Parmi les quatre leviers d’intervention, l’experte a étayé en premier lieu celui du foncier quand 20 000 hectares s’avèreront nécessaires d’ici 2030 à 2035. Pour y parvenir, 10 000 hectares de friches devront être reconvertis, 8 000 nouveaux hectares artificialisés tandis que 3 000 hectares résulteront de la densification de l’industrie. « Il y a un besoin à sanctuariser le foncier. Les industriels modifient leur critère d’implantation à cause de la sobriété foncière et améliorent leur densification grâce à l’accompagnement de l’agence économique régionale. » L’AER est par ailleurs à l’origine d’un outil pertinent face à cette problématique, le premier observatoire régional du foncier économique. Ce dernier recense 600 terrains disponibles.

Sans oublier l’innovation, les compétences et l’attractivité
Deuxième levier, l’innovation. Les startups industrielles font partie de la solution mais n’en représentent pas l’intégralité. « L’innovation s’accompagne dans sa phase émergente mais aussi dans la suite du parcours. Cela se traduit par des financements autant que par des mises en relation. » Là encore, l’AER se positionne comme un interlocuteur à travers le Réseau régional de l'innovation (RRI).
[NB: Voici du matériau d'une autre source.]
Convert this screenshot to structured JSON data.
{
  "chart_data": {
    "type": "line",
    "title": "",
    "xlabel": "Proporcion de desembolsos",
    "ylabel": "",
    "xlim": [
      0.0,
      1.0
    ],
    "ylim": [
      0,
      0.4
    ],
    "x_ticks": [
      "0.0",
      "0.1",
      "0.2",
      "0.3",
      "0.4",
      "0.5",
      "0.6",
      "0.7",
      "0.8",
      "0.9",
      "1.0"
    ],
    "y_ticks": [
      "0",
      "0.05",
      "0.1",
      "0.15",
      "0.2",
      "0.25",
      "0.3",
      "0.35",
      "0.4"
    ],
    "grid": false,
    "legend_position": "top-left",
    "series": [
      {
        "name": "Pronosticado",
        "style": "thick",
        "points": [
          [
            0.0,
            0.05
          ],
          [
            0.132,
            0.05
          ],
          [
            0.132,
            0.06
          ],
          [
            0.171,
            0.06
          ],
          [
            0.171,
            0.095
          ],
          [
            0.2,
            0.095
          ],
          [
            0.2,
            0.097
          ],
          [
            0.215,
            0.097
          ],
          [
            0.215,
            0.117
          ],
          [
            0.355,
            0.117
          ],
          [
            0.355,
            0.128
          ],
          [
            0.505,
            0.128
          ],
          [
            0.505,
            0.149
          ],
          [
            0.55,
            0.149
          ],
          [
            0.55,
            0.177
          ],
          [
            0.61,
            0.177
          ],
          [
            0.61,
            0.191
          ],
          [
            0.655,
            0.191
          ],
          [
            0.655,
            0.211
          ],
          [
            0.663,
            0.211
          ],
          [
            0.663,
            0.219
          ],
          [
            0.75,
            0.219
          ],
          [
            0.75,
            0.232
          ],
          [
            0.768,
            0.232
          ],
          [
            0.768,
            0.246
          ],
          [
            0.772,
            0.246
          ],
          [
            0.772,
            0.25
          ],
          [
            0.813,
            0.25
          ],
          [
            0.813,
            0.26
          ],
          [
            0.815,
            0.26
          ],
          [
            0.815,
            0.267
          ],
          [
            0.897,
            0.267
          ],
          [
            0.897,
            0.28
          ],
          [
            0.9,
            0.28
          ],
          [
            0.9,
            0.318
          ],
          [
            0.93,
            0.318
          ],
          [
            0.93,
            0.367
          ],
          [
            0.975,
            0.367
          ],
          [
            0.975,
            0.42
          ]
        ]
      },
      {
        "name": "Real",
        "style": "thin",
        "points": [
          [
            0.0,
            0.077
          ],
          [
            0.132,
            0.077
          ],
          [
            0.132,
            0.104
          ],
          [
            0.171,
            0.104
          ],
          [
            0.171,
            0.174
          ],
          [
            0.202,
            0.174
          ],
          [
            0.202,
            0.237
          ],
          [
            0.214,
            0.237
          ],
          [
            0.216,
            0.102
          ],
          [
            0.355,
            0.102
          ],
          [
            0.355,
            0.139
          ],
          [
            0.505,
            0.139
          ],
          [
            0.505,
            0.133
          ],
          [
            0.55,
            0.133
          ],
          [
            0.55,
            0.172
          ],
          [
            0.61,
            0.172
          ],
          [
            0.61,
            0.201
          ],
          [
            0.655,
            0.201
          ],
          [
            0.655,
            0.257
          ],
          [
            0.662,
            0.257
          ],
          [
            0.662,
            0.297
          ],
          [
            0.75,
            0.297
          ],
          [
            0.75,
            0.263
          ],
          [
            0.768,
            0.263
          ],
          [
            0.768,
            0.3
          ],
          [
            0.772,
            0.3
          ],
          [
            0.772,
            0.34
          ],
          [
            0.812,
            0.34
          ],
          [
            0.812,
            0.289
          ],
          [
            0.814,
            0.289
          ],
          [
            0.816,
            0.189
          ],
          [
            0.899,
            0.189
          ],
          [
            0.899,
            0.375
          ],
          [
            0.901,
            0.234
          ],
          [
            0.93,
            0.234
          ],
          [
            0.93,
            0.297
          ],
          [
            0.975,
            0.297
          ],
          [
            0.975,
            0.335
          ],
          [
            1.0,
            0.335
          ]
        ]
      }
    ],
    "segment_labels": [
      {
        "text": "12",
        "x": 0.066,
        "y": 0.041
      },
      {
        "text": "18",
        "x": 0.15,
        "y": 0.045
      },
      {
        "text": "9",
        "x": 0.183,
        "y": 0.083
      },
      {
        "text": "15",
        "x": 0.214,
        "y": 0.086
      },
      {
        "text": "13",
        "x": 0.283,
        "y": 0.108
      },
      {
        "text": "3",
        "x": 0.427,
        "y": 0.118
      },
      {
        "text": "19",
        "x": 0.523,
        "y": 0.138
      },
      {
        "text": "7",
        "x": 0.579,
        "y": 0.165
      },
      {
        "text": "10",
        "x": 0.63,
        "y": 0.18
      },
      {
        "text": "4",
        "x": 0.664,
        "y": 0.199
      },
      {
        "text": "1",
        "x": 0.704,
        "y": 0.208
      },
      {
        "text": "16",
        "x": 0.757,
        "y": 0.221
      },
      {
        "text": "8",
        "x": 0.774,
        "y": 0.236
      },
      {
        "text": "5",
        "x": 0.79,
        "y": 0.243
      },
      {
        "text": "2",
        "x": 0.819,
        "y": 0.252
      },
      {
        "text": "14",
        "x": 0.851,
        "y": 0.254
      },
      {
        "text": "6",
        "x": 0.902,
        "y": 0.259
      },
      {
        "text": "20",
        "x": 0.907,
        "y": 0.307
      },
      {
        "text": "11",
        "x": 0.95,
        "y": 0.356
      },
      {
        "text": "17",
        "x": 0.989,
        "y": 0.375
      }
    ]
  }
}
La problématique des compétences représente le troisième levier d’action pour faciliter la réindustrialisation d’un territoire. « Nous aurons besoin de 100 000 ingénieurs et techniciens par an d’ici 2035. » Pour y faire face, la formation joue un rôle essentiel. Les territoires peuvent contribuer à l’émergence des écoles de production, des campus des métiers et qualifications. « Le territoire peut aussi donner la parole aux entreprises pour faire connaitre leur activité. Il peut contribuer à rendre plus visibles les formations aussi bien aux jeunes, à leurs familles qu’aux responsables des ressources humaines. »
Dernier levier à envisager, celui de l’attractivité et de l’imaginaire. Pour Virginie Saks, la culture industrielle ne parle plus aux gens puisque seuls 8 % des Français recommanderaient à un proche de travailler dans l’industrie. « Il y a un besoin de transformer la vision de l’industrie, de redonner des images positives. » Pour ce faire, l’experte encourage le tourisme industriel avec des visites de sites mais aussi le recours à des jeux vidéo comme Forindustrie. « Il faut aussi recréer de l’émotion avec des récits de héros de l’industrie, que ce soit des dirigeants ou des salariés. » Pour la jeune femme, il est enfin important de recréer des récits de territoire, des histoires de collectif.